CAMILO JOSÉ CELA CONDE Más que el sida, el cáncer o las enfermedades vasculares, la obesidad apunta hacia el bien dudoso honor de convertirse en la mayor plaga de la humanidad en este siglo XXI. Las alarmas estadísticas se disparan, los anuncios acerca de medicamentos milagrosos abundan y el número de obesos, en especial el de obesos infantiles, no cesa de ir en aumento. Con el añadido, entre paradójico y terrible, de que el sobrepeso mórbido es el resultado de una ventaja adaptativa. Tendemos a engordar porque nuestro metabolismo, fijado a lo largo de millones de años de selección natural, funciona muy bien. Maximiza la tendencia a aprovechar hasta la última caloría de una ingesta que, a lo largo de la evolución humana, fue siempre difícil, arriesgada y azarosa. Y, como mejor solución para las dificultades planteadas por la tarea de obtención del alimento, fijó un sistema magnífico para la conservación de cualquier excedente improbable en forma de una capa de grasa que se acumula sin apenas límite alguno. No hubo presión selectiva hacia la pérdida de grasa porque tampoco existía, siquiera como amenaza remota, ningún riesgo asociado a la ingesta excesiva. Tal cosa –el comer mucho– era, en términos de la vida común para los australopitecinos o los primeros miembros del género Homo, ridículamente absurda. La amenaza para nuestros ancestros fue siempre la de morir de hambre o hacerlo como consecuencia de los riesgos inherentes a la tarea de obtener el alimento.

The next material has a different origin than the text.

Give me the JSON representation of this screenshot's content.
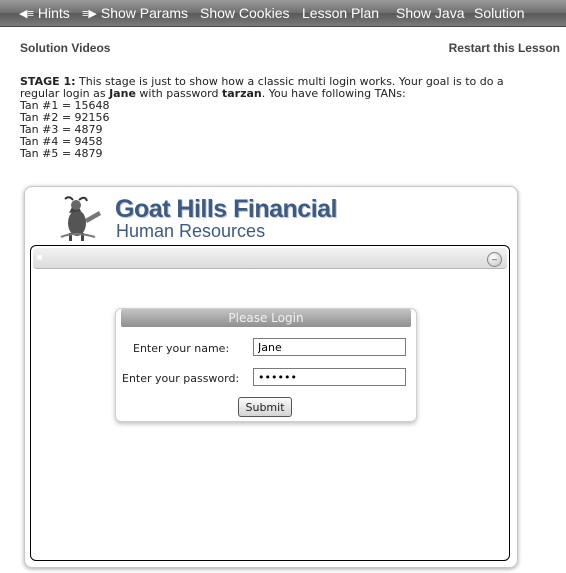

Hasta que llegó la cultura. O, mejor dicho, la agricultura. Fue el asentamiento de la población –con la pérdida del nomadismo propio de los cazadores-recolectores–, el control de la producción de bienes comestibles –mediante las técnicas agrícolas y ganaderas– y la acumulación de excedentes –que dio paso a nacimientos que fueron desde el álgebra y la escritura a la Iglesia y el Estado–, la cadena de acontecimientos que condujo a un sobrepeso contrario a lo que podríamos llamar la naturaleza de la humanidad.
Los gurús que venden milagros para seguir comiendo de forma compulsiva sin engordar, abundan. Pero la obesidad –el poder combatirla, vamos– también es un objetivo científico. Hasta el punto de que existen revistas serias, como la que lleva el nombre bien explícito de Obesity, dedicadas a estudiar ese problema gigantesco. En Obesity acaba de publicar el gastroenterólogo Florian Lippl, del Hospital Clínico de la Ludwig-Maximilians-University en Munich, Alemania, un trabajo que apunta hacia la altura –la cota geográfica, no el tamaño del cuerpo– como una variable que interviene en el lazo ingesta-grasa acumulada. Veinte obesos llevados sin ejercicio alguno a los Alpes austriacos tendieron a reducir de forma espontánea su ingesta, abriendo una esperanza para quienes sufren de sobrepeso. Es decir, todos. El hallazgo de Lippl es casi de Pero Grullo: coma usted menos, y adelgazará. Pero la clave está en cómo hacer algo que va en contra de nuestra naturaleza. El resultado se conoce de antemano: no va a ser nada, lo que se dice nada, fácil.